El Telescopio James Webb nos deja una impresionante imagen: el nacimiento de una estrella ‘bebé’.

El Telescopio Espacial James Webb ha registrado una zona conocida como Herbig-Haro (HH), en la que reside una joven estrella que la NASA ha catalogado como un «equivalente infantil de nuestro Sol».

 

Se trata de un objeto cósmico llamado HH 211, con una antigüedad de varias decenas de miles de años, cuya masa actual representa solo el 8% de la de nuestro Sol, aunque en el futuro podría alcanzar una masa comparable. La imagen capturada por el James Webb proporciona a los astrónomos datos cruciales para el estudio de las estrellas en sus primeros momentos de vida, superando con creces las observaciones previas realizadas con instrumentos menos avanzados. A continuación, examinaremos con mayor detalle la información difundida por la NASA.

 

Los primeros pasos de una estrella bebé.

 

En la foto de este artículo, podemos contemplar el entorno de una estrella en formación de Clase 0, ubicada a aproximadamente 1.000 años luz de la Tierra, en la constelación de Perseo.

 

La agencia espacial estadounidense hace referencia a una etapa «infantil» debido a que este objeto celeste se encuentra en las primeras fases de su desarrollo, adquiriendo materia y expulsando sustancias al espacio conforme crece.
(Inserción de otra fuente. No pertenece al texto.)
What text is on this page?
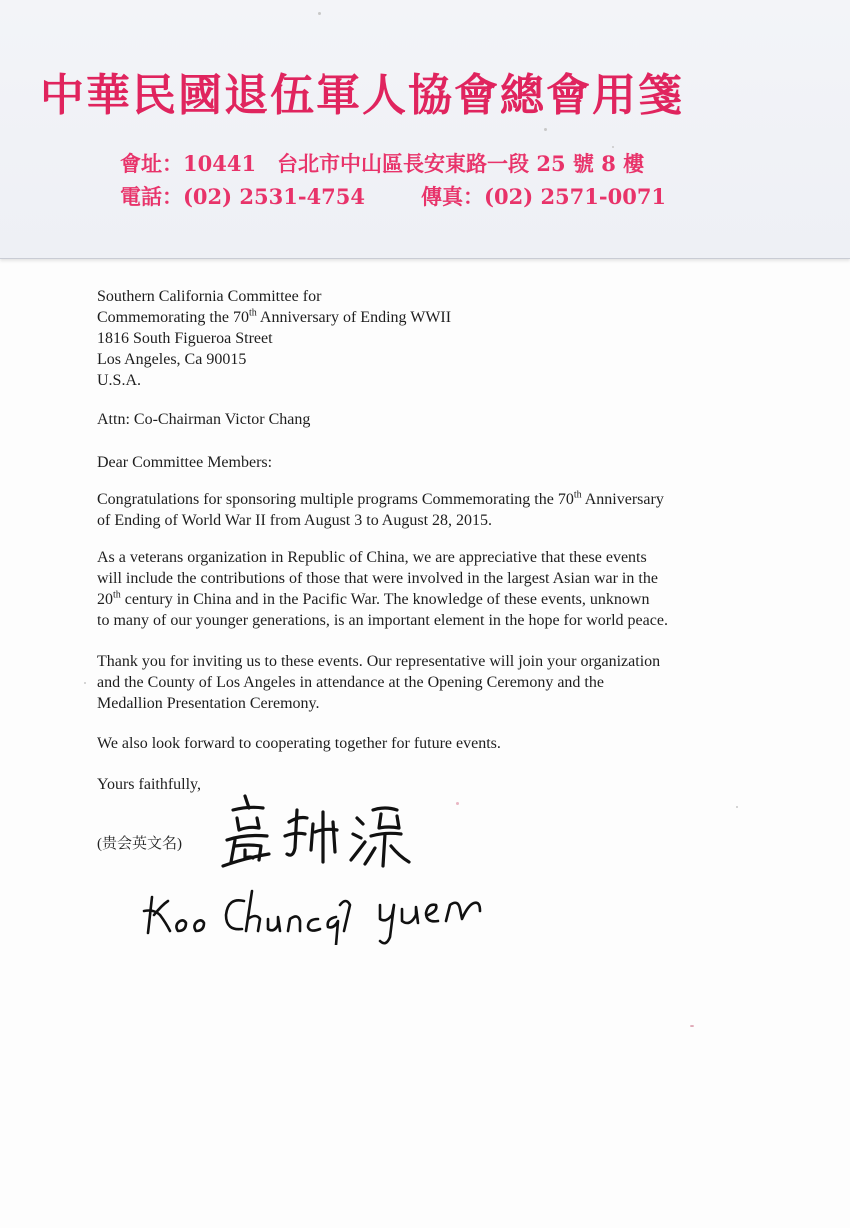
中華民國退伍軍人協會總會用箋
會址：10441　台北市中山區長安東路一段 25 號 8 樓
電話：(02) 2531-4754	傳真：(02) 2571-0071

Southern California Committee for

Commemorating the 70th Anniversary of Ending WWII

1816 South Figueroa Street

Los Angeles, Ca 90015

U.S.A.

Attn: Co-Chairman Victor Chang
Dear Committee Members:

Congratulations for sponsoring multiple programs Commemorating the 70th Anniversary

of Ending of World War II from August 3 to August 28, 2015.

As a veterans organization in Republic of China, we are appreciative that these events

will include the contributions of those that were involved in the largest Asian war in the

20th century in China and in the Pacific War. The knowledge of these events, unknown

to many of our younger generations, is an important element in the hope for world peace.

Thank you for inviting us to these events. Our representative will join your organization

and the County of Los Angeles in attendance at the Opening Ceremony and the

Medallion Presentation Ceremony.

We also look forward to cooperating together for future events.
Yours faithfully,
(贵会英文名)
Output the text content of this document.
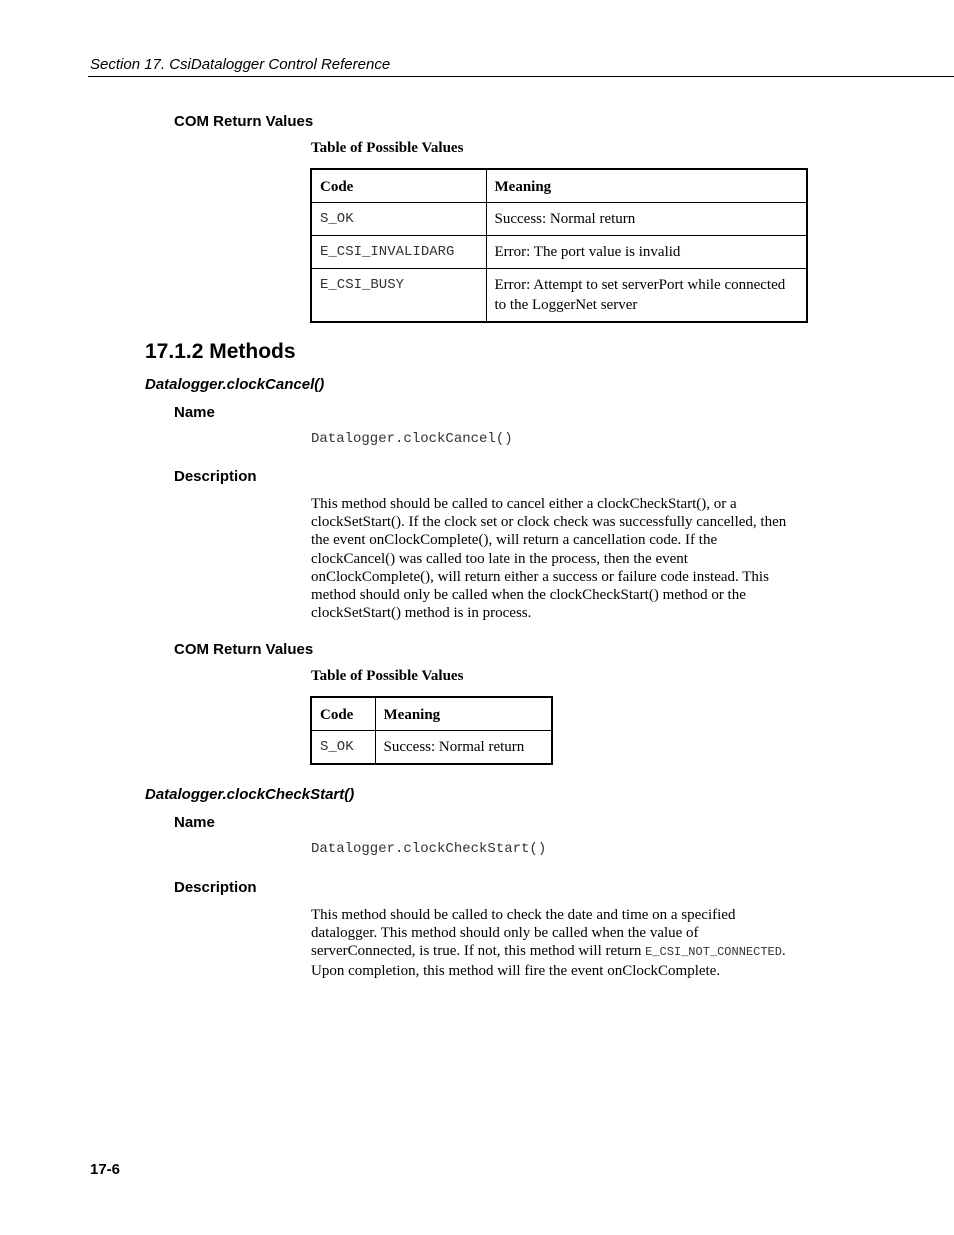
Section 17. CsiDatalogger Control Reference
COM Return Values
Table of Possible Values
Code	Meaning
S_OK	Success: Normal return
E_CSI_INVALIDARG	Error: The port value is invalid
E_CSI_BUSY	Error: Attempt to set serverPort while connected to the LoggerNet server
17.1.2 Methods
Datalogger.clockCancel()
Name
Datalogger.clockCancel()
Description
This method should be called to cancel either a clockCheckStart(), or a clockSetStart(). If the clock set or clock check was successfully cancelled, then the event onClockComplete(), will return a cancellation code. If the clockCancel() was called too late in the process, then the event onClockComplete(), will return either a success or failure code instead. This method should only be called when the clockCheckStart() method or the clockSetStart() method is in process.
COM Return Values
Table of Possible Values
Code	Meaning
S_OK	Success: Normal return
Datalogger.clockCheckStart()
Name
Datalogger.clockCheckStart()
Description
This method should be called to check the date and time on a specified datalogger. This method should only be called when the value of serverConnected, is true. If not, this method will return E_CSI_NOT_CONNECTED. Upon completion, this method will fire the event onClockComplete.
17-6
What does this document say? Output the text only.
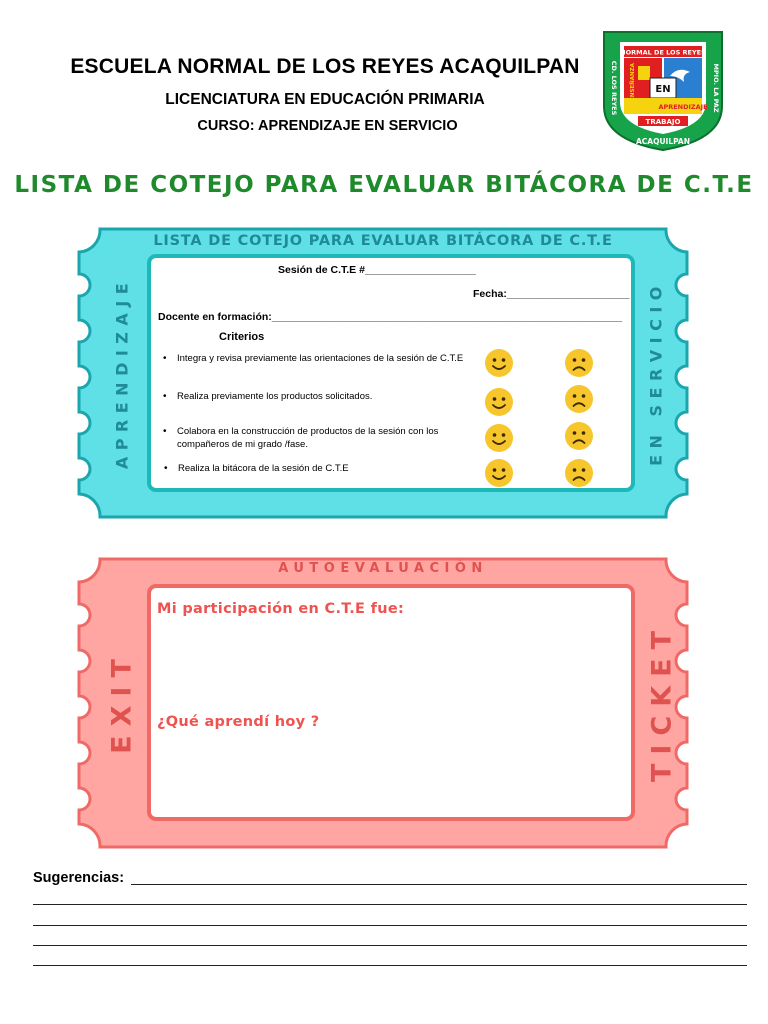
ESCUELA NORMAL DE LOS REYES ACAQUILPAN
LICENCIATURA EN EDUCACIÓN PRIMARIA
CURSO: APRENDIZAJE EN SERVICIO
NORMAL DE LOS REYES
EN
APRENDIZAJE
ENSEÑANZA
TRABAJO
ACAQUILPAN
CD. LOS REYES	MPIO. LA PAZ
LISTA DE COTEJO PARA EVALUAR BITÁCORA DE C.T.E
LISTA DE COTEJO PARA EVALUAR BITÁCORA DE C.T.E
APRENDIZAJE	EN SERVICIO
Sesión de C.T.E #___________________
Fecha:_____________________
Docente en formación:____________________________________________________________
Criterios
• Integra y revisa previamente las orientaciones de la sesión de C.T.E
• Realiza previamente los productos solicitados.
• Colabora en la construcción de productos de la sesión con los compañeros de mi grado /fase.
• Realiza la bitácora de la sesión de C.T.E
AUTOEVALUACIÓN
EXIT	TICKET
Mi participación en C.T.E fue:
¿Qué aprendí hoy ?
Sugerencias:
HH 211 expulsa chorros de gas supersónicos que generan ondas de choque en dirección sureste (parte inferior izquierda) y noroeste (parte superior derecha).

 

Cómo se ha generado la imagen.

 

Esta imagen ofrece un nivel de detalle excepcional, con una resolución de 5 a 10 veces superior a las observaciones previas realizadas en la misma región. Los nuevos datos sugieren que esta estrella en formación podría formar parte de un sistema binario aún no resuelto. Las moléculas de hidrógeno, monóxido de carbono y monóxido de silicio en el entorno turbulento de HH 211 son visibles en el espectro infrarrojo y, por lo tanto, detectables mediante el instrumento NIRCam del Telescopio James Webb.

Utilizando estos datos, los investigadores han creado la imagen mediante la combinación de exposiciones separadas y la aplicación de filtros para representar los colores púrpura, azul, cian, verde, naranja y rojo.